Sean Connery was interested in the role since Hellman's acquisition of the property but had been busy with other commitments. Hellman and Connery continued to discuss the role for many months, and Hellman traveled to the Bahamas to meet with Connery during the filming of Thunderball. Connery was finally cast in June 1965. By that point, Warner Bros. Pictures had acquired the project, with Irvin Kershner replacing Mann as director.

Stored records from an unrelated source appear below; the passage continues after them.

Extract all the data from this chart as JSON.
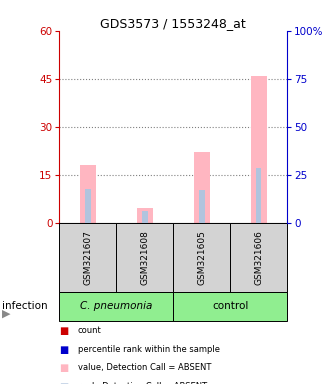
{
  "title": "GDS3573 / 1553248_at",
  "samples": [
    "GSM321607",
    "GSM321608",
    "GSM321605",
    "GSM321606"
  ],
  "pink_values": [
    18.0,
    4.5,
    22.0,
    46.0
  ],
  "blue_rank_values": [
    17.5,
    6.0,
    17.0,
    28.5
  ],
  "left_ylim": [
    0,
    60
  ],
  "right_ylim": [
    0,
    100
  ],
  "left_yticks": [
    0,
    15,
    30,
    45,
    60
  ],
  "right_yticks": [
    0,
    25,
    50,
    75,
    100
  ],
  "right_yticklabels": [
    "0",
    "25",
    "50",
    "75",
    "100%"
  ],
  "left_color": "#cc0000",
  "right_color": "#0000cc",
  "pink_bar_color": "#FFB6C1",
  "light_blue_bar_color": "#B0C4DE",
  "grid_color": "#000000",
  "grid_linestyle": ":",
  "grid_linewidth": 0.8,
  "grid_alpha": 0.5,
  "sample_box_color": "#d3d3d3",
  "cpneumonia_color": "#90EE90",
  "control_color": "#90EE90",
  "infection_label": "infection",
  "legend_items": [
    {
      "color": "#cc0000",
      "label": "count"
    },
    {
      "color": "#0000cc",
      "label": "percentile rank within the sample"
    },
    {
      "color": "#FFB6C1",
      "label": "value, Detection Call = ABSENT"
    },
    {
      "color": "#B0C4DE",
      "label": "rank, Detection Call = ABSENT"
    }
  ]
}
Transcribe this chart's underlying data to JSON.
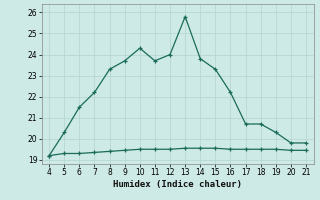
{
  "xlabel": "Humidex (Indice chaleur)",
  "x": [
    4,
    5,
    6,
    7,
    8,
    9,
    10,
    11,
    12,
    13,
    14,
    15,
    16,
    17,
    18,
    19,
    20,
    21
  ],
  "y_upper": [
    19.2,
    20.3,
    21.5,
    22.2,
    23.3,
    23.7,
    24.3,
    23.7,
    24.0,
    25.8,
    23.8,
    23.3,
    22.2,
    20.7,
    20.7,
    20.3,
    19.8,
    19.8
  ],
  "y_lower": [
    19.2,
    19.3,
    19.3,
    19.35,
    19.4,
    19.45,
    19.5,
    19.5,
    19.5,
    19.55,
    19.55,
    19.55,
    19.5,
    19.5,
    19.5,
    19.5,
    19.45,
    19.45
  ],
  "line_color": "#1a6b5a",
  "bg_color": "#cdeae6",
  "grid_color": "#b8d8d4",
  "xlim": [
    3.5,
    21.5
  ],
  "ylim": [
    18.8,
    26.4
  ],
  "yticks": [
    19,
    20,
    21,
    22,
    23,
    24,
    25,
    26
  ],
  "xticks": [
    4,
    5,
    6,
    7,
    8,
    9,
    10,
    11,
    12,
    13,
    14,
    15,
    16,
    17,
    18,
    19,
    20,
    21
  ]
}
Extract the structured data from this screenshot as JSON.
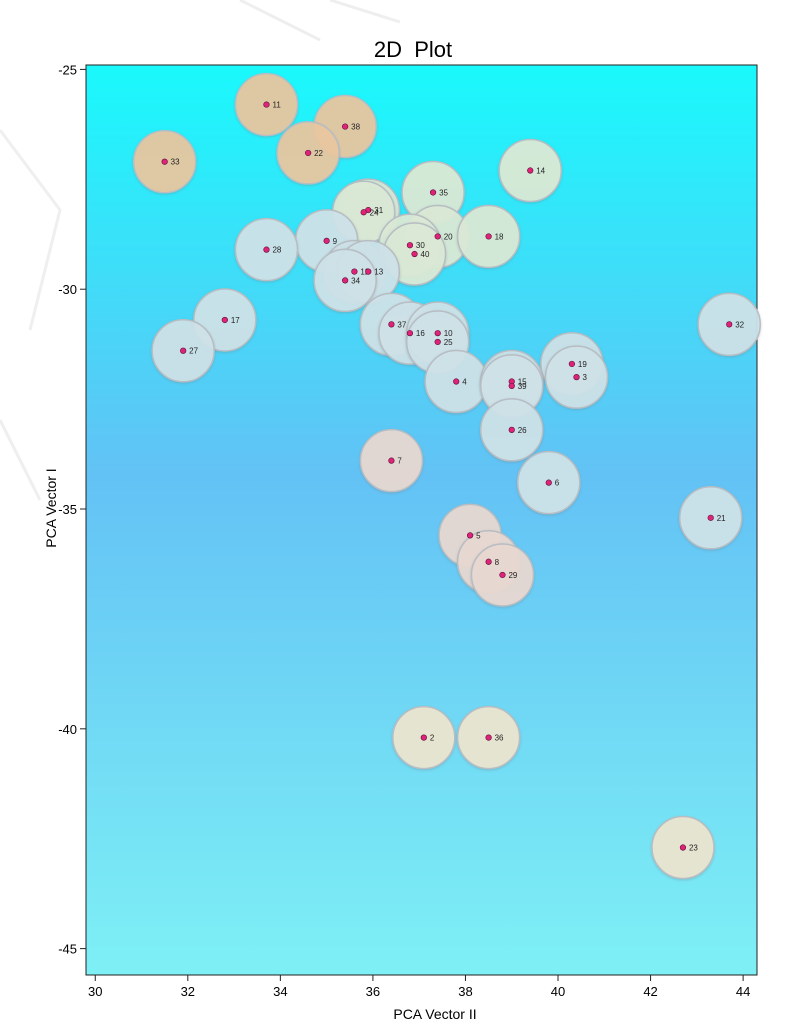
{
  "chart_data": {
    "type": "scatter",
    "title": "2D  Plot",
    "xlabel": "PCA Vector II",
    "ylabel": "PCA Vector I",
    "xlim": [
      29.8,
      44.3
    ],
    "ylim": [
      -45.6,
      -24.9
    ],
    "x_ticks": [
      30,
      32,
      34,
      36,
      38,
      40,
      42,
      44
    ],
    "y_ticks": [
      -25,
      -30,
      -35,
      -40,
      -45
    ],
    "grid": false,
    "legend": "none",
    "points": [
      {
        "label": "11",
        "x": 33.7,
        "y": -25.8,
        "color": "#e9c7a0"
      },
      {
        "label": "38",
        "x": 35.4,
        "y": -26.3,
        "color": "#e9c7a0"
      },
      {
        "label": "22",
        "x": 34.6,
        "y": -26.9,
        "color": "#e9c7a0"
      },
      {
        "label": "33",
        "x": 31.5,
        "y": -27.1,
        "color": "#e9c7a0"
      },
      {
        "label": "14",
        "x": 39.4,
        "y": -27.3,
        "color": "#dcebd6"
      },
      {
        "label": "35",
        "x": 37.3,
        "y": -27.8,
        "color": "#dcebd6"
      },
      {
        "label": "31",
        "x": 35.9,
        "y": -28.2,
        "color": "#dcebd6"
      },
      {
        "label": "24",
        "x": 35.8,
        "y": -28.25,
        "color": "#dcebd6"
      },
      {
        "label": "20",
        "x": 37.4,
        "y": -28.8,
        "color": "#dcebd6"
      },
      {
        "label": "18",
        "x": 38.5,
        "y": -28.8,
        "color": "#dcebd6"
      },
      {
        "label": "9",
        "x": 35.0,
        "y": -28.9,
        "color": "#cfe3ea"
      },
      {
        "label": "30",
        "x": 36.8,
        "y": -29.0,
        "color": "#dcebd6"
      },
      {
        "label": "40",
        "x": 36.9,
        "y": -29.2,
        "color": "#dcebd6"
      },
      {
        "label": "28",
        "x": 33.7,
        "y": -29.1,
        "color": "#cfe3ea"
      },
      {
        "label": "12",
        "x": 35.6,
        "y": -29.6,
        "color": "#cfe3ea"
      },
      {
        "label": "13",
        "x": 35.9,
        "y": -29.6,
        "color": "#cfe3ea"
      },
      {
        "label": "34",
        "x": 35.4,
        "y": -29.8,
        "color": "#cfe3ea"
      },
      {
        "label": "17",
        "x": 32.8,
        "y": -30.7,
        "color": "#cfe3ea"
      },
      {
        "label": "37",
        "x": 36.4,
        "y": -30.8,
        "color": "#cfe3ea"
      },
      {
        "label": "32",
        "x": 43.7,
        "y": -30.8,
        "color": "#cfe3ea"
      },
      {
        "label": "16",
        "x": 36.8,
        "y": -31.0,
        "color": "#cfe3ea"
      },
      {
        "label": "10",
        "x": 37.4,
        "y": -31.0,
        "color": "#cfe3ea"
      },
      {
        "label": "25",
        "x": 37.4,
        "y": -31.2,
        "color": "#cfe3ea"
      },
      {
        "label": "27",
        "x": 31.9,
        "y": -31.4,
        "color": "#cfe3ea"
      },
      {
        "label": "19",
        "x": 40.3,
        "y": -31.7,
        "color": "#cfe3ea"
      },
      {
        "label": "3",
        "x": 40.4,
        "y": -32.0,
        "color": "#cfe3ea"
      },
      {
        "label": "4",
        "x": 37.8,
        "y": -32.1,
        "color": "#cfe3ea"
      },
      {
        "label": "15",
        "x": 39.0,
        "y": -32.1,
        "color": "#cfe3ea"
      },
      {
        "label": "39",
        "x": 39.0,
        "y": -32.2,
        "color": "#cfe3ea"
      },
      {
        "label": "26",
        "x": 39.0,
        "y": -33.2,
        "color": "#cfe3ea"
      },
      {
        "label": "7",
        "x": 36.4,
        "y": -33.9,
        "color": "#ead9d2"
      },
      {
        "label": "6",
        "x": 39.8,
        "y": -34.4,
        "color": "#cfe3ea"
      },
      {
        "label": "21",
        "x": 43.3,
        "y": -35.2,
        "color": "#cfe3ea"
      },
      {
        "label": "5",
        "x": 38.1,
        "y": -35.6,
        "color": "#ead9d2"
      },
      {
        "label": "8",
        "x": 38.5,
        "y": -36.2,
        "color": "#ead9d2"
      },
      {
        "label": "29",
        "x": 38.8,
        "y": -36.5,
        "color": "#ead9d2"
      },
      {
        "label": "2",
        "x": 37.1,
        "y": -40.2,
        "color": "#ede6d0"
      },
      {
        "label": "36",
        "x": 38.5,
        "y": -40.2,
        "color": "#ede6d0"
      },
      {
        "label": "23",
        "x": 42.7,
        "y": -42.7,
        "color": "#ede6d0"
      }
    ],
    "colors": {
      "background_top": "#19f9fc",
      "background_mid": "#63c2f5",
      "background_bottom": "#7ef0f5",
      "point_fill": "#e0237a",
      "halo_stroke": "#b7bdc2"
    }
  }
}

Jackie Coogan was granted a leave of absence from the television series The Addams Family to appear in the film.

Location filming in the Murray Hill section of Manhattan began on September 20, 1965. Hellman invited famed Japanese director Akira Kurosawa to New York to watch the filming, and Kurosawa also scouted area locations for a future film.

== Reception ==
In a contemporary review for The New York Times, critic Howard Thompson called A Fine Madness "a handsomely colored eyeful" and wrote: "There is some fine stuff in 'A Fine Madness.' The Warner picture ... is an odd one indeed, ranging from rich to raucous to plain fumbling. At times, it's funny as all get-out. ... Like its careening, footloose hero, 'A Fine Madness' needs discipline. But you'll never guess what lurks around the bend, from gold to brass."

Critic Philp K. Scheuer of the Los Angeles Times wrote: "It is an ugly picture (though in fine Technicolor) about basically ugly emotions. ... [T]he movie never quite comes to terms with itself. As black comedy or theater of the absurd, it is not far out enough; and since the screen is so real, so larger-than-life, most of its violence comes over not as funny but as shocking, even a little horrifying."